BpBinder的transact方法如下所示:
status_t BpBinder::transact(
uint32_t code, const Parcel& data, Parcel* reply, uint32_t flags)
{
// Once a binder has died, it will never come back to life.
if (mAlive) {
//data 为要传递的Parcel 内部封装了要注册的Service组件, reply为输出参数用来保存进程间通信结果
//mHandle表示要处理该进程间通讯的Binder代理对象,既句柄为0的ServiceManager代理对象
status_t status = IPCThreadState::self()->transact(
mHandle, code, data, reply, flags);
if (status == DEAD_OBJECT) mAlive = 0;
return status;
}
return DEAD_OBJECT;
}IPCThreadState::transact方法如下:
status_t IPCThreadState::transact(int32_t handle,
uint32_t code, const Parcel& data,
Parcel* reply, uint32_t flags)
{
....
//如果数据没有问题
if (err == NO_ERROR) {
//写入到binder驱动的命令缓冲区中
err = writeTransactionData(BC_TRANSACTION, flags, handle, code, data, NULL);
}
....
//TF_ONE_WAY为0表示同步请求
if ((flags & TF_ONE_WAY) == 0) {
if (reply) {
//循环等待结果并返回,并把结果写入到Pracel对象reply中
err = waitForResponse(reply);
} else {
Parcel fakeReply;
err = waitForResponse(&fakeReply);
}
....
} else {
err = waitForResponse(NULL, NULL);
}
return err;
}Server端通过BR_TRANSACTION协议拿到进程间通讯数据
前面分析过ServiceManager在启动后会开启一个循环等待处理todo队列中进入工作项.处理这个工作项的函数为binder_thread_read函数
Binder驱动的binder_thread_read函数如下:
//binder_thread_read负责处理todo队列中存在的工作项
static int
binder_thread_read(struct binder_proc *proc, struct binder_thread *thread,
void __user *buffer, int size, signed long *consumed, int non_block)
{
void __user *ptr = buffer + *consumed;
void __user *end = buffer + size;
int ret = 0;
....
while (1) {
uint32_t cmd;
struct binder_transaction_data tr;
struct binder_work *w;
struct binder_transaction *t = NULL;
//如果工作队队列todo不为空,既有工作项需要处理,有的话保存在变量w中
if (!list_empty(&thread->todo))
w = list_first_entry(&thread->todo, struct binder_work, entry);
//监测当前进程的工作队列是否有工作项需要处理,有的话保存在变量w中
else if (!list_empty(&proc->todo) && wait_for_proc_work)

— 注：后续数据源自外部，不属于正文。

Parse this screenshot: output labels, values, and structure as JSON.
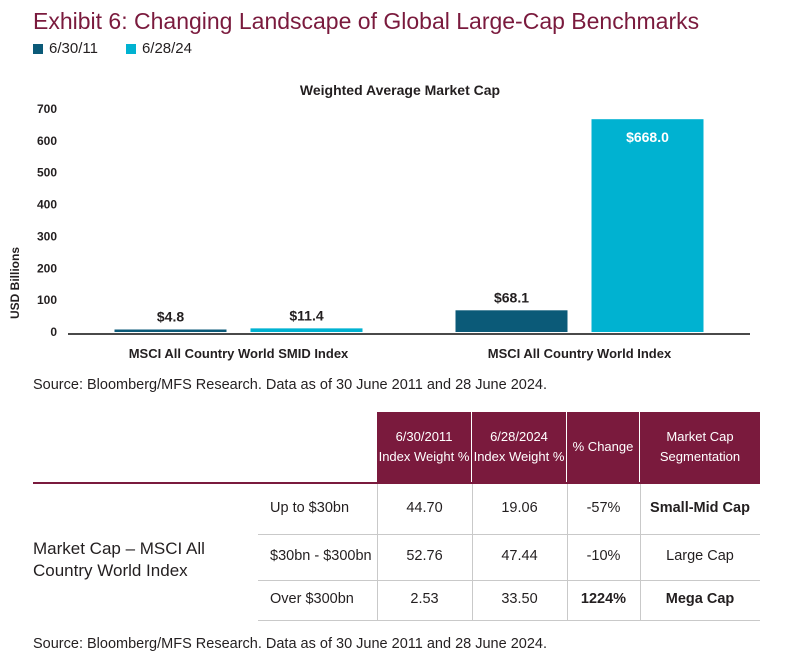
{
  "exhibit_title": "Exhibit 6: Changing Landscape of Global Large-Cap Benchmarks",
  "legend": [
    {
      "label": "6/30/11",
      "color": "#0b5a78"
    },
    {
      "label": "6/28/24",
      "color": "#00b2d1"
    }
  ],
  "chart_data": {
    "type": "bar",
    "title": "Weighted Average Market Cap",
    "xlabel": "",
    "ylabel": "USD Billions",
    "ylim": [
      0,
      700
    ],
    "yticks": [
      "0",
      "100",
      "200",
      "300",
      "400",
      "500",
      "600",
      "700"
    ],
    "grid": false,
    "legend_position": "top-left",
    "categories": [
      "MSCI All Country World SMID Index",
      "MSCI All Country World Index"
    ],
    "series": [
      {
        "name": "6/30/11",
        "color": "#0b5a78",
        "values": [
          4.8,
          68.1
        ],
        "labels": [
          "$4.8",
          "$68.1"
        ]
      },
      {
        "name": "6/28/24",
        "color": "#00b2d1",
        "values": [
          11.4,
          668.0
        ],
        "labels": [
          "$11.4",
          "$668.0"
        ]
      }
    ]
  },
  "source_note_top": "Source: Bloomberg/MFS Research. Data as of 30 June 2011 and 28 June 2024.",
  "table": {
    "headers": [
      {
        "line1": "6/30/2011",
        "line2": "Index Weight %"
      },
      {
        "line1": "6/28/2024",
        "line2": "Index Weight %"
      },
      {
        "line1": "% Change",
        "line2": ""
      },
      {
        "line1": "Market Cap",
        "line2": "Segmentation"
      }
    ],
    "row_group_label": "Market Cap – MSCI All Country World Index",
    "rows": [
      {
        "range": "Up to $30bn",
        "w2011": "44.70",
        "w2024": "19.06",
        "change": "-57%",
        "segment": "Small-Mid Cap"
      },
      {
        "range": "$30bn - $300bn",
        "w2011": "52.76",
        "w2024": "47.44",
        "change": "-10%",
        "segment": "Large Cap"
      },
      {
        "range": "Over $300bn",
        "w2011": "2.53",
        "w2024": "33.50",
        "change": "1224%",
        "segment": "Mega Cap"
      }
    ]
  },
  "source_note_bottom": "Source: Bloomberg/MFS Research. Data as of 30 June 2011 and 28 June 2024."
}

w = list_first_entry(&proc->todo, struct binder_work, entry);
else {
if (ptr - buffer == 4 && !(thread->looper & BINDER_LOOPER_STATE_NEED_RETURN)) /* no data added */
goto retry;
break;
}
....
//结构体binder_transaction表示一次进程间通讯请求
//buffer->target_node为指向了ServieManager的Binder实体对象binder_context_mgr_node
if (t->buffer->target_node) {
struct binder_node *target_node = t->buffer->target_node;
//将实体对象拷贝到binder_transaction_data结构体tr中以便目标线程能够接收到BR_TRANSACTION指令.
tr.target.ptr = target_node->ptr;
tr.cookie = target_node->cookie;
t->saved_priority = task_nice(current);
if (t->priority < target_node->min_priority &&
!(t->flags & TF_ONE_WAY))
binder_set_nice(t->priority);
else if (!(t->flags & TF_ONE_WAY) ||
t->saved_priority > target_node->min_priority)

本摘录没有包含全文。